Mosnang 1 – Sulz 2 ( AUT ) 2:1
Mosnang 1 – Tatai ( Ungarn ) 10:2
Mosnang 1 – Altdorf 2 ( SUI ) 5:0
Im 1. Spiel traf der RMV Mosnang gleich auf Sulz 2 aus Österreich. Keine leichte Aufgabe, denn die Österreicher können sehr stark spielen. Man war gespannt, wie sie nach einem Jahr Pause spielen würden. Es wurde das enge erwartete Spiel gegen die gleichaltrigen Vorarlberger. Die Mosliger aber besser im Spiel, hatten es auch sehr viel unter Kontrolle und so gewannen sie das Spiel am Schluss doch verdient mit 2:1.
Das 2. Spiel gegen Tatai aus Ungarn sollte kein grosses Hindernis sein, denn mit grosser Konzentration, musste man dieses Spiel einfach gewinnen.

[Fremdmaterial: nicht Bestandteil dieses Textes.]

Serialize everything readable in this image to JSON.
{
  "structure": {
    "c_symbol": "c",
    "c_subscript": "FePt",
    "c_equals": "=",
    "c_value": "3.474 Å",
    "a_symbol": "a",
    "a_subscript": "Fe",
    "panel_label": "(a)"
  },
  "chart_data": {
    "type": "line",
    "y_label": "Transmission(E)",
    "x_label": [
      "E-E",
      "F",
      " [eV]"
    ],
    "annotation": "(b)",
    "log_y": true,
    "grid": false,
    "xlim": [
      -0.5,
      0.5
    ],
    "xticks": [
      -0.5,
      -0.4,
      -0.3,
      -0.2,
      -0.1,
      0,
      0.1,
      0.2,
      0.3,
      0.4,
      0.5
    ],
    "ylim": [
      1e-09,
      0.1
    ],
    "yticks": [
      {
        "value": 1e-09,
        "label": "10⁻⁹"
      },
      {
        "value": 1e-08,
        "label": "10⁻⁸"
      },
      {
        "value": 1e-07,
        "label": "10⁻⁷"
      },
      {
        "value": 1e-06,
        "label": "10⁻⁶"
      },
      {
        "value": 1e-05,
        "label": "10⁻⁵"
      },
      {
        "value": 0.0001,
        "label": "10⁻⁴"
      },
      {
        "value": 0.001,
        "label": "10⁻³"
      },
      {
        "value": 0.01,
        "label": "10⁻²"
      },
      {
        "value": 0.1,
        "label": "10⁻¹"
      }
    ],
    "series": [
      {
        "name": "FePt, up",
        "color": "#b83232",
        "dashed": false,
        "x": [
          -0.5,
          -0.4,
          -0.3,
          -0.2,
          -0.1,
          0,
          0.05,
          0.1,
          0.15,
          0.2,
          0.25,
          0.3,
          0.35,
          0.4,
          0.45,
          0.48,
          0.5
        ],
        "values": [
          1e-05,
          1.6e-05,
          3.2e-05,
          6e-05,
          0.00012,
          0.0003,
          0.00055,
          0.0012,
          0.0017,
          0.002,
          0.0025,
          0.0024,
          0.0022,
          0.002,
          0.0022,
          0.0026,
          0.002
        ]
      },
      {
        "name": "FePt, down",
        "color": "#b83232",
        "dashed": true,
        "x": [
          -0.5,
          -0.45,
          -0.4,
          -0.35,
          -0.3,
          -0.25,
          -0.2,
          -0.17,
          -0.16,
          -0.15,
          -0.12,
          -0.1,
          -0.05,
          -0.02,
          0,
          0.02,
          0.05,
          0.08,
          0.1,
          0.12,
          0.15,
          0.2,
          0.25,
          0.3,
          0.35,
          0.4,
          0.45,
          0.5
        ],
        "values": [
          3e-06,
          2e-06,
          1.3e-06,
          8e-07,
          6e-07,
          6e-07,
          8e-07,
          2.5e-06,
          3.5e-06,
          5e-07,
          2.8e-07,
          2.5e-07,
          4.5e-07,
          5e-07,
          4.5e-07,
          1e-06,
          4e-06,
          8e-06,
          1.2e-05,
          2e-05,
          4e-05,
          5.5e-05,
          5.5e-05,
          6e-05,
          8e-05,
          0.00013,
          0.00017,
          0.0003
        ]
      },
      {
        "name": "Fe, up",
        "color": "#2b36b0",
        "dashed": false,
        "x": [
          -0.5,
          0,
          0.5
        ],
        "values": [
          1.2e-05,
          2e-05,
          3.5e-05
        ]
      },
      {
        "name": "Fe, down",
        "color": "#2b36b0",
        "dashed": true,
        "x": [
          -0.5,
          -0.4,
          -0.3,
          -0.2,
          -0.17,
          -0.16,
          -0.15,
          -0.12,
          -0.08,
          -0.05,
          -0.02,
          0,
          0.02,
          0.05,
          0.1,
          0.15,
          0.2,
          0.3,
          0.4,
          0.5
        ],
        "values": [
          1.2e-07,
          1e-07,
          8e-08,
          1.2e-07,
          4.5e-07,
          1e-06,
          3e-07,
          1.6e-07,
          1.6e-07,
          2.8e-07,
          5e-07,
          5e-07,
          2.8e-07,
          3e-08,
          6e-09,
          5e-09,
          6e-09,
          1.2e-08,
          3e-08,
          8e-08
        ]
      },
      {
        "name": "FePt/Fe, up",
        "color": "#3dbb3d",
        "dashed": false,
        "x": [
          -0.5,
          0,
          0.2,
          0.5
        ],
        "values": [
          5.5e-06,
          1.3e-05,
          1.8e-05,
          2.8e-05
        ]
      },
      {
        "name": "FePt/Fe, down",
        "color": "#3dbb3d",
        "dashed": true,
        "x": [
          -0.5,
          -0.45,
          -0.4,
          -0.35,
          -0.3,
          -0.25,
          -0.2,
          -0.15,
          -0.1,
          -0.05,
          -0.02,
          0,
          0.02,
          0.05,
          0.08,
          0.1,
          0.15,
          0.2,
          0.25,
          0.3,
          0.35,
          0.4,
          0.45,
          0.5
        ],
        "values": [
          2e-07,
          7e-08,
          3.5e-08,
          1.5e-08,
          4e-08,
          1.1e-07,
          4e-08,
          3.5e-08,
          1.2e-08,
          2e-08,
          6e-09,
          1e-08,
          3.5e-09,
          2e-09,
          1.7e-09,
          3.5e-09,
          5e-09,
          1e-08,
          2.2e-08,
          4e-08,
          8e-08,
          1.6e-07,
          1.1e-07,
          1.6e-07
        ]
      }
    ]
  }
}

So war es denn auch, als Mosnang mit 3:0 in Führung lag, war das Spiel entschieden. 10:2 stand am Schluss auf der Anzeigetafel für den RMV Mosnang.
Schweizer Duell im 3. und letzten Vorrundenspiel gegen Altdorf 2. Doch leider wurde daraus nichts, denn die Innerschweizer durften nur noch zuschauen in der Vorrunde. Im 1. Spiel fing sich der Torhüter die direkte Rote Karte ein, was bedeutete, er ist die nächsten beiden Partien gegen Sulz 2 und Mosnang gesperrt. Da die Innerschweizer keinen Ersatzspieler mitgenommen hatten, konnten sie nur noch zuschauen.

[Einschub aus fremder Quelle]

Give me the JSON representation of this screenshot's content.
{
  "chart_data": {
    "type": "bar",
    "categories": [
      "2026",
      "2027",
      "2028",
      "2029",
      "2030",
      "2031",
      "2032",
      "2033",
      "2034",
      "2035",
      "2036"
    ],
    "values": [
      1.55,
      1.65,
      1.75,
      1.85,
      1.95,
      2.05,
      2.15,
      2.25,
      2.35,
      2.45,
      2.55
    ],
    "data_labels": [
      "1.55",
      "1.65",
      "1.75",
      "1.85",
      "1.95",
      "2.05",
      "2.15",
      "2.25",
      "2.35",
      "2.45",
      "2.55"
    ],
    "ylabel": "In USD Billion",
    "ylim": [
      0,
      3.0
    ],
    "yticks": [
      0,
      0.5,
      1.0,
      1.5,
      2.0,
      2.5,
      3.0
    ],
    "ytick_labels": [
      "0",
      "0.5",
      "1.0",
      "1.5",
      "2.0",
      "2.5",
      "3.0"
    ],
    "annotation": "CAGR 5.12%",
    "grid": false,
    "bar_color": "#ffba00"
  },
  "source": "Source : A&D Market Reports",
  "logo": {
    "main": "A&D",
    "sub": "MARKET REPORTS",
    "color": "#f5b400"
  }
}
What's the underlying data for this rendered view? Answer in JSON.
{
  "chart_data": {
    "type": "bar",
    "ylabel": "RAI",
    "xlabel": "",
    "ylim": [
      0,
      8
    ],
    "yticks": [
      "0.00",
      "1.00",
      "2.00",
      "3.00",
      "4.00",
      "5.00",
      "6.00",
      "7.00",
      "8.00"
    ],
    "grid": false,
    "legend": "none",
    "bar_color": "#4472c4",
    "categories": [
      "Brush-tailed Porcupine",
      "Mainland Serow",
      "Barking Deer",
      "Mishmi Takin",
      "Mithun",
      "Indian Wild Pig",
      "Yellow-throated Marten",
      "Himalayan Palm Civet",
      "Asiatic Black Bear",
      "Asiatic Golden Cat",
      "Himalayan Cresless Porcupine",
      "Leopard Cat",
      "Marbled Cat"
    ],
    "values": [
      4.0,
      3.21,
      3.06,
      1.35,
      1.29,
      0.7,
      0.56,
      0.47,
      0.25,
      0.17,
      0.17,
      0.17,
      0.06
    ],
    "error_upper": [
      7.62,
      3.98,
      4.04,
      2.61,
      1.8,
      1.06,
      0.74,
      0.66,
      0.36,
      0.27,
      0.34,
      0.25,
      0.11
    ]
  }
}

3 Spiele 3 Siege, so zog der RMV Mosnang als Gruppensieger in die Halbfinals ein.
Halbfinals : Zlin gegen Sulz und Mosnang gegen Stein
Zlin ( CZE ) – Sulz ( AUT ) 6:2
Aus der Gruppe 2 hatten sich Mosnang mit Rafael Artho und Björn Vogel und Sulz aus Österreich qualifiziert für die Halbfinals. Aus der Gruppe 1 kam Stein aus Deutschland und Zlin aus Tschechien dazu. 4 starke Teams, man freute sich auf spannende Spiele und wurde nicht enttäuscht.
So kam es zu folgenden Partien Sulz gegen Zlin und Mosnang gegen Stein. Der 1. Halbfinal gewann Zlin noch klar mit 6:2 gegen Sulz und zog in den Final ein.
Mosnang – Stein ( D ) 5:4
Im 2. Spiel entschied erst der Schlusspfiff das Spiel endgültig, denn die beiden Teams lieferten sich ein tolles packendes Spiel, mit Vorteil auf beiden Seiten. Am Schluss gewann der Tabellenführer der Nat. A aus der Schweiz gegen den Tabellenführer der 1. Bundesliga aus Deutschland knapp aber auch verdient mit 5:4 und zog ebenfalls in den Final des Worldcup Turnier in Baj ein. Dies erst zum 2. Mal in ihrer Karriere, beim 1. Mal holte sie sich den Worldcup Sieg.
Final : Mosnang – Zlin ( CZE ) 2:2, 3:4 nach 4 Meter schiessen
Mosnang gegen Zlin, eine Partie mit viel Erinnerungen. Schon im 2017, also vor fast 10 Jahren trafen die beiden an der Junioren EM in Prag im Spiel um Bronze aufeinander ( Mosnang gewann das Spiel und die Bronzemedaille). Seither kennt man sich und spielte immer wieder gegeneinander an der U23 EM, IM Worldcup usw.
Die Freundschaft der 4 Spieler musste für ein Spiel wieder zur Seite gelegt werden und den Zuschauern wurde wie immer ein packendes Spiel geboten. Nach der regulären Spielzeit stand es 2:2 Unentschieden, eine Verlängerung brachte auch keine Entscheidung und so ging es ins 4 Meter Schiessen. Hier hatten die Tschechen mehr Glück und gewannen das 4 Meter Schiessen mit 2:1 gegen den RMV Mosnang. So gewann Zlin das Worldcup Turnier in Baj in Ungarn vor dem RMV Mosnang mit Rafael Artho und Björn Vogel, die auf den 2. Worldcup Sieg noch etwas warten müssen. Nächste Gelegenheit am 29. August in Hähnlein in Deutschland.